Yani Akıncı, kriterler temelinde tazminat veya takasla çözüleceği değerlendirilen durumlarda mülklerin otomatikman kullanıcıya devredilmesini tercih ediyor. Bu düzenleme aynı zamanda Kıbrıs Rum idaresi altındaki bölgede Kıbrıs Türk malı bulunduran ve işgal bölgelerindeki malları muhtemelen Kıbrıs Türk idaresi altında kalacak Rum kullanıcıların da işine geliyor. Türk tarafı böyle bir şeyi,  olası bir referandumdan ‘evet’ çıkması için önemli buluyor, Rum tarafı da aynı şekilde çok sayıda göçmenin çözüm planına evet demesi için Maraş’ın ve ara bölgenin iadesini istiyor. Anastasiadis bu Türk tezine karşılık, çözümlerin süratle uygulanması ve uzun vadede kamuoyunca kabul edilmesi için meşruiyete tabi olması için somut prosedürler olmasını öneriyor.

TOPRAKTAKİ ÖNEMLİ ANLAŞMAZLIĞIN KAYNAĞI…

Topraktaki önemli anlaşmazlık da devam ediyor. Kıbrıs Türk tarafınca sunulan kriterlerde Omorfo, Kıbrıs Rum idaresine verilecek bölgelerin dışında tutuluyor. Anastasiadis, Annan planından daha iyi bir harita çerçevesinde Omorfo’nun olmazsa olmaz olduğunu açıkça ortaya koymuştu. Kıbrıs Türk tarafının ortaya koyduğu gerekçe, Omorfo geliştiği için muhtemel iadesinin, mülkiyetteki tazminatları artıracağıdır.
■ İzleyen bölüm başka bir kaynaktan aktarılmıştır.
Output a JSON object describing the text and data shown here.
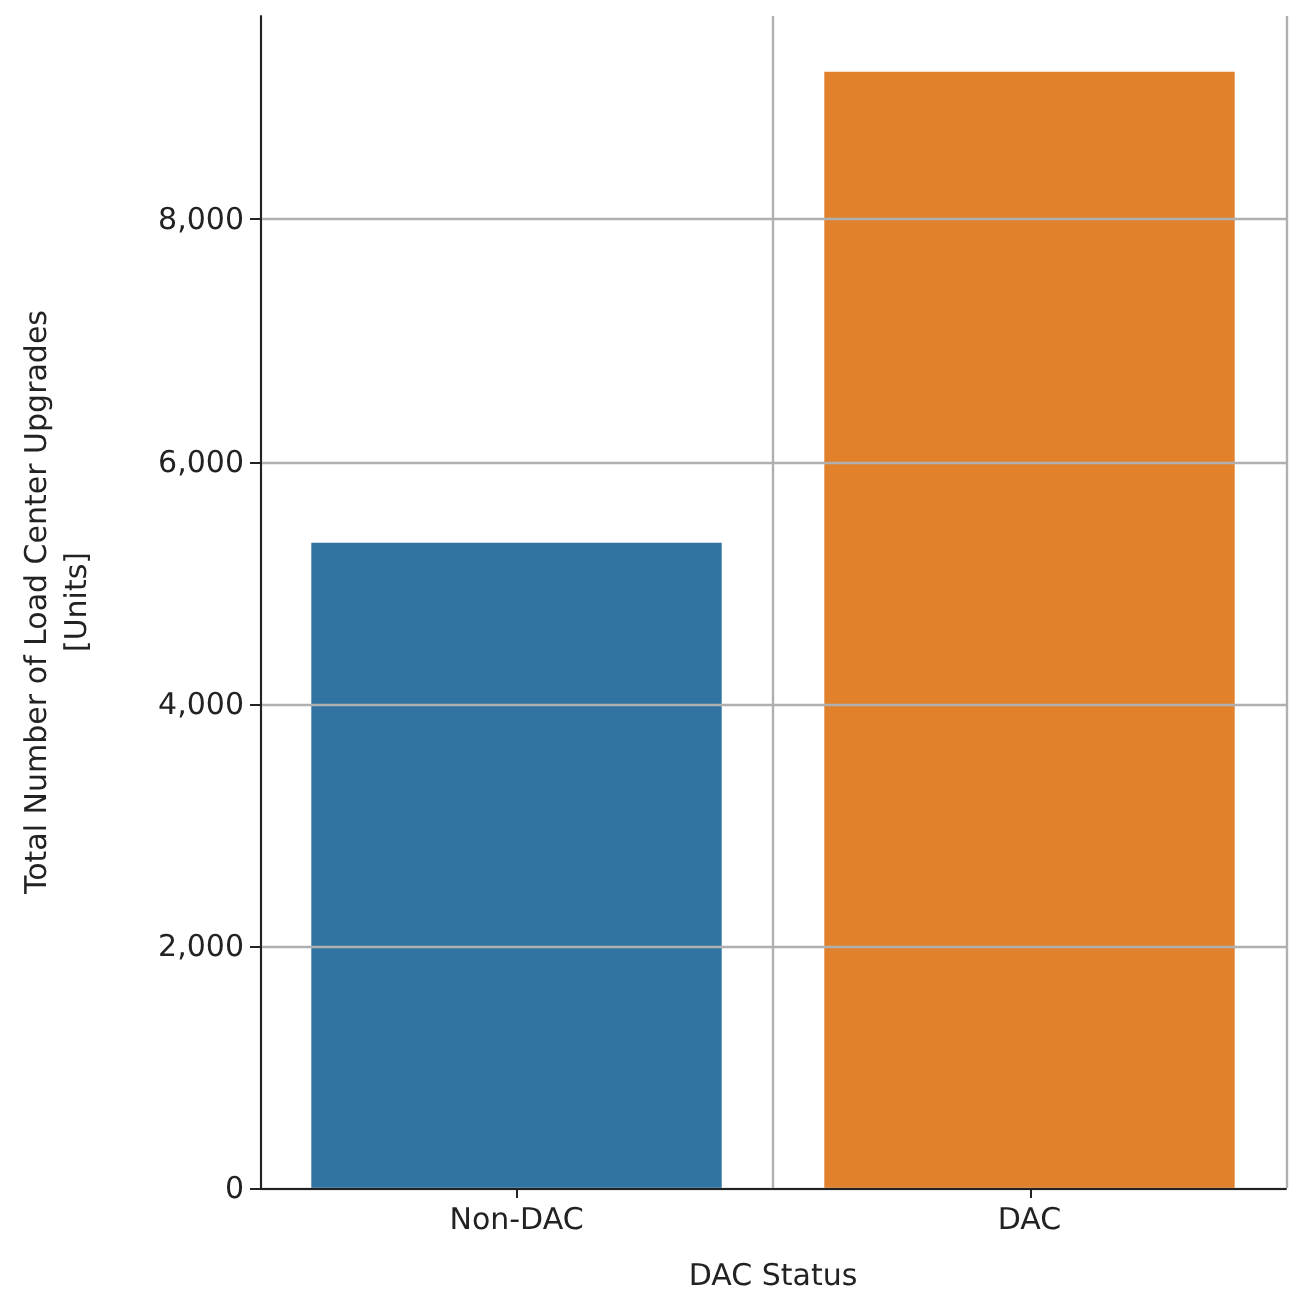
{
  "chart_data": {
    "type": "bar",
    "xlabel": "DAC Status",
    "ylabel": "Total Number of Load Center Upgrades\n[Units]",
    "categories": [
      "Non-DAC",
      "DAC"
    ],
    "values": [
      5330,
      9220
    ],
    "colors": [
      "#3274a1",
      "#e1812c"
    ],
    "ylim": [
      0,
      9680
    ],
    "yticks": [
      {
        "value": 0,
        "label": "0"
      },
      {
        "value": 2000,
        "label": "2,000"
      },
      {
        "value": 4000,
        "label": "4,000"
      },
      {
        "value": 6000,
        "label": "6,000"
      },
      {
        "value": 8000,
        "label": "8,000"
      }
    ],
    "grid": true
  }
}
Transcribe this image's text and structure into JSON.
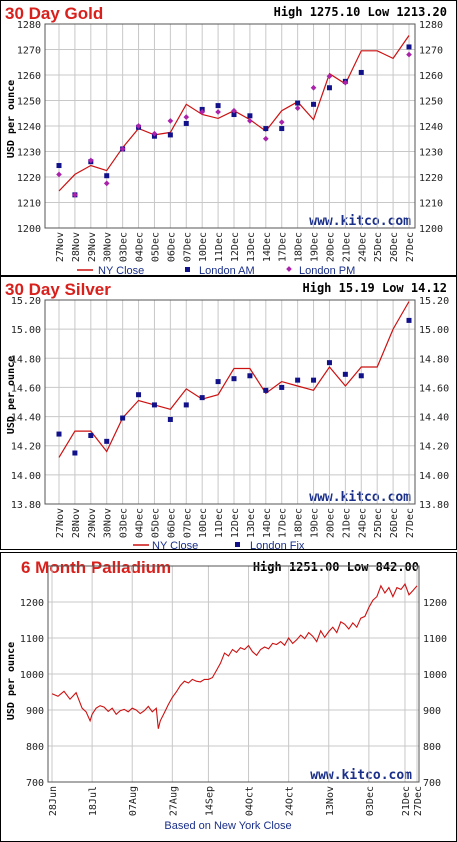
{
  "chart_data": [
    {
      "type": "line",
      "title": "30 Day Gold",
      "high_low": "High 1275.10 Low 1213.20",
      "ylabel": "USD per ounce",
      "watermark": "www.kitco.com",
      "ylim": [
        1200,
        1280
      ],
      "yticks": [
        "1200",
        "1210",
        "1220",
        "1230",
        "1240",
        "1250",
        "1260",
        "1270",
        "1280"
      ],
      "categories": [
        "27Nov",
        "28Nov",
        "29Nov",
        "30Nov",
        "03Dec",
        "04Dec",
        "05Dec",
        "06Dec",
        "07Dec",
        "10Dec",
        "11Dec",
        "12Dec",
        "13Dec",
        "14Dec",
        "17Dec",
        "18Dec",
        "19Dec",
        "20Dec",
        "21Dec",
        "24Dec",
        "25Dec",
        "26Dec",
        "27Dec"
      ],
      "series": [
        {
          "name": "NY Close",
          "style": "line",
          "color": "#cc1111",
          "values": [
            1214.5,
            1221.0,
            1224.5,
            1222.5,
            1231.5,
            1239.0,
            1236.5,
            1237.5,
            1248.5,
            1244.5,
            1243.0,
            1246.0,
            1242.5,
            1238.0,
            1246.0,
            1249.5,
            1242.5,
            1260.5,
            1256.5,
            1269.5,
            1269.5,
            1266.5,
            1275.5
          ]
        },
        {
          "name": "London AM",
          "style": "square",
          "color": "#11118a",
          "values": [
            1224.5,
            1213.0,
            1226.0,
            1220.5,
            1231.0,
            1239.5,
            1236.0,
            1236.5,
            1241.0,
            1246.5,
            1248.0,
            1244.5,
            1244.0,
            1239.0,
            1239.0,
            1249.0,
            1248.5,
            1255.0,
            1257.5,
            1261.0,
            null,
            null,
            1271.0
          ]
        },
        {
          "name": "London PM",
          "style": "diamond",
          "color": "#aa22aa",
          "values": [
            1221.0,
            1213.0,
            1226.5,
            1217.5,
            1231.0,
            1240.0,
            1237.0,
            1242.0,
            1243.5,
            1245.5,
            1245.5,
            1246.0,
            1242.0,
            1235.0,
            1241.5,
            1247.0,
            1255.0,
            1259.5,
            1257.0,
            null,
            null,
            null,
            1268.0
          ]
        }
      ]
    },
    {
      "type": "line",
      "title": "30 Day Silver",
      "high_low": "High 15.19 Low 14.12",
      "ylabel": "USD per ounce",
      "watermark": "www.kitco.com",
      "ylim": [
        13.8,
        15.2
      ],
      "yticks": [
        "13.80",
        "14.00",
        "14.20",
        "14.40",
        "14.60",
        "14.80",
        "15.00",
        "15.20"
      ],
      "categories": [
        "27Nov",
        "28Nov",
        "29Nov",
        "30Nov",
        "03Dec",
        "04Dec",
        "05Dec",
        "06Dec",
        "07Dec",
        "10Dec",
        "11Dec",
        "12Dec",
        "13Dec",
        "14Dec",
        "17Dec",
        "18Dec",
        "19Dec",
        "20Dec",
        "21Dec",
        "24Dec",
        "25Dec",
        "26Dec",
        "27Dec"
      ],
      "series": [
        {
          "name": "NY Close",
          "style": "line",
          "color": "#cc1111",
          "values": [
            14.12,
            14.3,
            14.3,
            14.16,
            14.39,
            14.51,
            14.48,
            14.45,
            14.59,
            14.52,
            14.55,
            14.73,
            14.73,
            14.56,
            14.64,
            14.61,
            14.58,
            14.74,
            14.61,
            14.74,
            14.74,
            15.0,
            15.19
          ]
        },
        {
          "name": "London Fix",
          "style": "square",
          "color": "#11118a",
          "values": [
            14.28,
            14.15,
            14.27,
            14.23,
            14.39,
            14.55,
            14.48,
            14.38,
            14.48,
            14.53,
            14.64,
            14.66,
            14.68,
            14.58,
            14.6,
            14.65,
            14.65,
            14.77,
            14.69,
            14.68,
            null,
            null,
            15.06
          ]
        }
      ]
    },
    {
      "type": "line",
      "title": "6 Month Palladium",
      "high_low": "High 1251.00 Low 842.00",
      "ylabel": "USD per ounce",
      "watermark": "www.kitco.com",
      "xlabel": "Based on New York Close",
      "ylim": [
        700,
        1300
      ],
      "yticks": [
        "700",
        "800",
        "900",
        "1000",
        "1100",
        "1200"
      ],
      "xticks": [
        "28Jun",
        "18Jul",
        "07Aug",
        "27Aug",
        "14Sep",
        "04Oct",
        "24Oct",
        "13Nov",
        "03Dec",
        "21Dec",
        "27Dec"
      ],
      "xtick_days": [
        0,
        20,
        40,
        60,
        78,
        98,
        118,
        138,
        158,
        176,
        182
      ],
      "series": [
        {
          "name": "NY Close",
          "style": "line",
          "color": "#cc1111",
          "x": [
            0,
            3,
            6,
            9,
            12,
            15,
            17,
            19,
            20,
            22,
            24,
            26,
            28,
            30,
            32,
            34,
            36,
            38,
            40,
            42,
            44,
            46,
            48,
            50,
            52,
            53,
            54,
            56,
            58,
            60,
            62,
            64,
            66,
            68,
            70,
            72,
            74,
            76,
            78,
            80,
            82,
            84,
            86,
            88,
            90,
            92,
            94,
            96,
            98,
            100,
            102,
            104,
            106,
            108,
            110,
            112,
            114,
            116,
            118,
            120,
            122,
            124,
            126,
            128,
            130,
            132,
            134,
            136,
            138,
            140,
            142,
            144,
            146,
            148,
            150,
            152,
            154,
            156,
            158,
            160,
            162,
            164,
            166,
            168,
            170,
            172,
            174,
            176,
            178,
            180,
            182
          ],
          "values": [
            945,
            938,
            952,
            930,
            948,
            905,
            895,
            870,
            888,
            905,
            912,
            908,
            896,
            905,
            888,
            898,
            902,
            895,
            905,
            900,
            890,
            898,
            910,
            895,
            905,
            848,
            870,
            892,
            915,
            935,
            950,
            968,
            980,
            975,
            985,
            980,
            978,
            985,
            985,
            990,
            1010,
            1030,
            1058,
            1050,
            1068,
            1060,
            1073,
            1068,
            1079,
            1062,
            1052,
            1068,
            1075,
            1070,
            1085,
            1082,
            1090,
            1080,
            1100,
            1085,
            1095,
            1108,
            1098,
            1115,
            1105,
            1090,
            1120,
            1102,
            1118,
            1130,
            1115,
            1145,
            1138,
            1125,
            1142,
            1130,
            1155,
            1160,
            1185,
            1205,
            1215,
            1245,
            1225,
            1240,
            1215,
            1240,
            1235,
            1250,
            1220,
            1232,
            1245
          ]
        }
      ]
    }
  ],
  "legends": {
    "gold": [
      "NY Close",
      "London AM",
      "London PM"
    ],
    "silver": [
      "NY Close",
      "London Fix"
    ]
  }
}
Ancak anlaşılan tarafının çabası başka başlıklarda, özellikle de mülkiyette, karşılıklar alabilmektir.

Göründüğü kadarıyla Rum tarafı da, Türk tarafının siyasi eşitliği güvenceye almak için talep ettiği ve başlangıçta Rum başkan, Kıbrıslı Türk başkan yardımcısı modelini önerdiği dönüşümlü başkanlığı reddederek benzer taktiği uyguluyor.  Rum tarafı bu kozu sona saklıyor keza Anastasiadis dönüşümlü başkanlığı reddederek (dönüşümlü başkanlığın kabul edilebilmesi için Türk tarafının güçlü bir karşılık vermesi gerekir) seçilmişti.

AL-VER’DE PAZARLIK BAŞLIKLARI

Rum tarafı, anlaşmazlıkların daralmasını ve al-ver’de pazarlığın Yönetim ve Güvenlik ile Toprak ve Mülkiyet arasında yapılmasıdır. Kıbrıs Türk tarafı ise Türkiye’yle istişare içerisinde, güvenlik konusunda (taviz) vermek için toprak, mülkiyet ve yönetimde almak istediğini açıklıyor.  Bu tezin yönetimin iç yönlerine yansımaları olacaksa da Türk tarafı dış garantilerde kontrolün büyük ölçüde elinden gitmekte olduğunu biliyor.

Rum tarafının elinde, Türkiye ile direkt temasa geçmesine olanak tanıyan iki müzakere kozu daha var. Birincisi AB üyelik müzakerelerinde yeni başlıkların açılmasıyla ilgilidir, ikincisi de Doğu Akdeniz’de şekillenmekte olan enerji stratejisine katılımıyla. Kıbrıs Cumhuriyeti, Mısır ve İsrail’le üçlü ittifakları aracılığıyla şu anda olumlu işleyebilecek durumdadır.”